Yunanistan'a gelenler ister Atina sokaklarını aşındırıyor, isterse muhteşem bir plajda deniz güneş kum üçlüsüyle oynaşıyor olsun kafalarını kaldırıp baktıklarında hep aynı şeyi görecekler; plastik şeffaf bir bardakta, pipetle soğuk kahve içen yerli yabancı insanları... Görsel olarak plastik bardaklı değil de cafe/bar versiyonunu kullandım, ayıp olmasın şimdi. Diyeceğim o ki: Uzo falan hikaye, Yunanistan'ın resmi içeceği kahve. Şu gün Yunan bayrağına üç beş kahve çekirdeği motifi eklense kimse de "saçmalamayın artık." demez. Öyle bir tüketim. Kahvemizi de çalmışlar bizden başlıklı serzenişlerin kahvesi "elliniko" ile ilgili kısaca bilgi verip yazının asıl konusu olan arkadaşlardan bahsedeceğim elimden geldiğince. Elliniko bizim Türk kahvesinin Yunan versiyonu. Kişisel fikrim, içiminin çok daha yumuşak olduğu ve Türk kahvesi kadar kavrulmamış olduğu yönünde ama bunu ispat edebilecek bilimsel bir referansım yok. Elliniko içen çoğu arkadaşım da bana katıldı denedikleri zaman. Fal bakılıyor mu derseniz evet burada da fal var, ama pazar günü fal bakılması uğursuzluk sayılıyor. Çünkü Ortodokslar için pazar kutsal gün, kutsal günde öyle fal mal işlerine girmiyoruz.

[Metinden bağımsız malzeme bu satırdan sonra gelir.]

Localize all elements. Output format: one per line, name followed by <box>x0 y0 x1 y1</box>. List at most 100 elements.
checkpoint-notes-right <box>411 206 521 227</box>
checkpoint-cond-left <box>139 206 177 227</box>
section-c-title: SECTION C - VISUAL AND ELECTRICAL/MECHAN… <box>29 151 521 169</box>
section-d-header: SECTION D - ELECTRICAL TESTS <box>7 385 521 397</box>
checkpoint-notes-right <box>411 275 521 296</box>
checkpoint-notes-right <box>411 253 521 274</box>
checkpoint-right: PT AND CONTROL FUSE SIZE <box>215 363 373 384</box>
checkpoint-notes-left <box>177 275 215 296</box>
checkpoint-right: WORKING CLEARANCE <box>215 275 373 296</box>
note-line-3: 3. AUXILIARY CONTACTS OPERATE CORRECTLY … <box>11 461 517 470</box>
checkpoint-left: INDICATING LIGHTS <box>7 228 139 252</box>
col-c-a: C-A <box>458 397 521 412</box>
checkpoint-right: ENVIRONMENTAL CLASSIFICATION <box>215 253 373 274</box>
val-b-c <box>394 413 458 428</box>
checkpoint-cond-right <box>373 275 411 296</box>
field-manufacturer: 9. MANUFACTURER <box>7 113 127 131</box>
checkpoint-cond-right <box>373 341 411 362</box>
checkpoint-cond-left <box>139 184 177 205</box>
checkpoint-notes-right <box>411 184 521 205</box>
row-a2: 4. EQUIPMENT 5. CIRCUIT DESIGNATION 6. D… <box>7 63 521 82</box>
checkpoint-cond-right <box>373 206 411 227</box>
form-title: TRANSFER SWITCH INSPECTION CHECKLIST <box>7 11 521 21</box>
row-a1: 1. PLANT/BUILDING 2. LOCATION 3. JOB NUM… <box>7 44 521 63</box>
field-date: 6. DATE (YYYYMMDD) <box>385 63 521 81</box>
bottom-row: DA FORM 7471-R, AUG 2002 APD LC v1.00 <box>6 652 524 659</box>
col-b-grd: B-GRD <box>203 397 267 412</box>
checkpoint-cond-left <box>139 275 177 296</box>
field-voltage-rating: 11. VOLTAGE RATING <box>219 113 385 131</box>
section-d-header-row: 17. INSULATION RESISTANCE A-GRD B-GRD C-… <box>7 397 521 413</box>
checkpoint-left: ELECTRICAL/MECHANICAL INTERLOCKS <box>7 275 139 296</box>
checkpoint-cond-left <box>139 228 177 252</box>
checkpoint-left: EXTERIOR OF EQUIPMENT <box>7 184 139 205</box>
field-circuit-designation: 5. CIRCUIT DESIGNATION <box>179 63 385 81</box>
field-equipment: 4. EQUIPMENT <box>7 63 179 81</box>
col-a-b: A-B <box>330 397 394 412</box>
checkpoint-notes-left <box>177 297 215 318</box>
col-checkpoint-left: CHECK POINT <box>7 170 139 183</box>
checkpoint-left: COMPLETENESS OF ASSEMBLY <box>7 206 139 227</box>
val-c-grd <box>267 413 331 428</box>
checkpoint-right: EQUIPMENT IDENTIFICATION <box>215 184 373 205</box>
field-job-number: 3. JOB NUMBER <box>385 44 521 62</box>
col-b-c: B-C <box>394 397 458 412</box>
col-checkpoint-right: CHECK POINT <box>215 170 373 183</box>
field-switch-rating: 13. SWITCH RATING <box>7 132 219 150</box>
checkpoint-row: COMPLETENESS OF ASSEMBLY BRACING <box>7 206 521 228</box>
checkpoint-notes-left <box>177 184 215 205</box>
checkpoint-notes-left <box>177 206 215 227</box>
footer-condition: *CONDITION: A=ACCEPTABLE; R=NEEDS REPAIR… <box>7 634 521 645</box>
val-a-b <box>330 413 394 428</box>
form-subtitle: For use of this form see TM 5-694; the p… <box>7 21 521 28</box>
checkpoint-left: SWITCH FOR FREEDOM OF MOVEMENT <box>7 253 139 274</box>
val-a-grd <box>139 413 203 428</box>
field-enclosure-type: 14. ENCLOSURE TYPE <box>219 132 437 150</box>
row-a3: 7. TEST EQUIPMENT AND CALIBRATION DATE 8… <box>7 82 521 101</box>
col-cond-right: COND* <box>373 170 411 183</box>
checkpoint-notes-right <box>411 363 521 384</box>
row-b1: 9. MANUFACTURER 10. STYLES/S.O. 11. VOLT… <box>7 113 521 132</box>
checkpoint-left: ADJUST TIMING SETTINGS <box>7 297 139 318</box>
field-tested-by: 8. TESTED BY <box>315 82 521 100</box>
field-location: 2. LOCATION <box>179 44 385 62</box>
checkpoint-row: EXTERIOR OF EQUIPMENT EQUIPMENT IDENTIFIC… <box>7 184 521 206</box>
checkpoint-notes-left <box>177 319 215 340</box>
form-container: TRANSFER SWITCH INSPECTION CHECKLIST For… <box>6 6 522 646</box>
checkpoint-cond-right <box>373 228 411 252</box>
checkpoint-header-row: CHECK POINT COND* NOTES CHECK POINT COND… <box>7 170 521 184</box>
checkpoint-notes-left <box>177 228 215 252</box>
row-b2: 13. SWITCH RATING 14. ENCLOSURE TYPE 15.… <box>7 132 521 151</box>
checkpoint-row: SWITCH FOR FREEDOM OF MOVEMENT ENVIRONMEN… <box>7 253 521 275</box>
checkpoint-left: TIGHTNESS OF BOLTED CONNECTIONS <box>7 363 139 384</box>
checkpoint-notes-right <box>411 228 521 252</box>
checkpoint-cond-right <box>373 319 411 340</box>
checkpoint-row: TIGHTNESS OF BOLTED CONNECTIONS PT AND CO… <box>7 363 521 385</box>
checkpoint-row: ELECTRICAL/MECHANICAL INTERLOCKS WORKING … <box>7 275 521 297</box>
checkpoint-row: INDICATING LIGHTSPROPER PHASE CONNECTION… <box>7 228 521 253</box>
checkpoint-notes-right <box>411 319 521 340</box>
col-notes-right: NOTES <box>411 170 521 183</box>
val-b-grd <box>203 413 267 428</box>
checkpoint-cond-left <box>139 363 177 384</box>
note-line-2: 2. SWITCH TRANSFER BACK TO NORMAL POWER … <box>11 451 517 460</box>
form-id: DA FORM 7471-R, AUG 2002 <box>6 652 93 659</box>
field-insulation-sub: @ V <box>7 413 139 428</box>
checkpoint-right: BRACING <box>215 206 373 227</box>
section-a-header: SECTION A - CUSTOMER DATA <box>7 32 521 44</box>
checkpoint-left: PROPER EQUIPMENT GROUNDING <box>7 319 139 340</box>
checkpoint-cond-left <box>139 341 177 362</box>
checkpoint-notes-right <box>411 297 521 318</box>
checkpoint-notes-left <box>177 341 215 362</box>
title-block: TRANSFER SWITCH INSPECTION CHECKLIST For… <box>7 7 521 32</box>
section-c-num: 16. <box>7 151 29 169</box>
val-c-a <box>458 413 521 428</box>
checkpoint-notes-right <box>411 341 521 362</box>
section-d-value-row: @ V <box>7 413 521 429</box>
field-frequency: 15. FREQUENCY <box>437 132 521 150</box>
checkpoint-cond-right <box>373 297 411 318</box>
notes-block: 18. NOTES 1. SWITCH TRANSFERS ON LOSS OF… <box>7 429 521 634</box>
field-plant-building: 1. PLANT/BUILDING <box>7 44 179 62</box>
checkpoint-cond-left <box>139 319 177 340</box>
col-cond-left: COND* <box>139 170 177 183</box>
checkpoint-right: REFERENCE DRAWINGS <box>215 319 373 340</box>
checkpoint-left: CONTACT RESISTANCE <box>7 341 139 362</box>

Asıl delilik freddo espresso, freddo cappuccino ve frappe etrafında dolanıp dolanıp duruyor. Birbirine benzer ama aslında farklı olan üç içeceği tanıtmaya çalışayım kısaca size. Freddo kelimesi kahvenin soğuk olduğunu belirtiyor bize. Freddo espresso ise adı üstünde soğuk espresso: mis gibi espressoyu küçük, miksere benzeyen bir aletle suyla karıştırıp, inceltip içine de 5-6 buz atıyor Yunan ahalisi. Arkadaşımızın tipini aşağıda görebilirsiniz.
Freddo cappuccino ise benzer işlemden geçiyor ancak o soğuk espressonun üstüne soğuk süt köpüğü konuyor. Küçük mikser gibi alet sütü aynen sıcak cappuccino sütü gibi köpük/krema haline getiriyor ve içimini yumuşatıyor. Ha benim gibi, o sütün bazen köpük/krema dokusundan hoşlanmayan ruh hastaları freddo espresso isteyip içine ilaveten krema / köpük haline gelmemiş süt koydurtabiliyor. Yani sütlü freddo espresso ile freddo cappuccino aynı şey değil.
Frappe ise espresso kullanılarak değil de hazır kahve (neskafe) ile yapılan versiyonu. Kahve sektörü daha bu kadar gelişmemişken, her mahallede 78 tane hipster kahveci yokken içilen tek soğuk kahve türü idi Yunanistan'da aslında. Neskafe'yi bi şey zannettiğimiz zamanlardan bahsediyorum işte. Günümüzde frappe artık çok da tercih edilmiyor, en azından daha genç, daha şehirli kitle frappe'ye yanaşmıyor artık. Espressonun hazır kahveden daha nitelikli bir içecek olduğunu belirtip sizi frappe içmemeniz konusunda uyarıyor çoğu insan burada. Canınız istiyorsa elbet frappe de içersiniz ama, kime ne? Frappe arkadaşımızın fotoğrafı da aşağıda.
Burada, kış aylarında bile ama özellikle yaz aylarında, neredeyse gördüğünüz herkesin elinde bu üç kahve çeşidinden biri olacak emin olun. Taksiye mi bindiniz, taksici abimiz ablamız size dudaklarının arasındaki pipetle "kalimera-iyi günler" diyecek; kitapçıya mı girdiniz, çalışan eleman kasanın yanında duran kahvesiyle selamlayacak sizi. Ve hiç şüphesiz plaja gidip de şezlonga havlunuzu serdiğinizde yanınıza gelip "Bi şey ister misiniz?" diye soran gence hiç düşünmeden, kendinizden oldukça emin cevap vereceksiniz siz de. Tüm bu anlattıklarım dışında daha janjanlı, yok içinde dondurma olan, yok efenime söyleyeyim buzlu kahve olup içinde çilek şurubu olan seçenekleri de tüketebilirsiniz tabii ki ama onlar daha çok şehrin turistik kesimlerinden konuşlanmış mekanlarda mevcut. Hepinize afiyet olsun.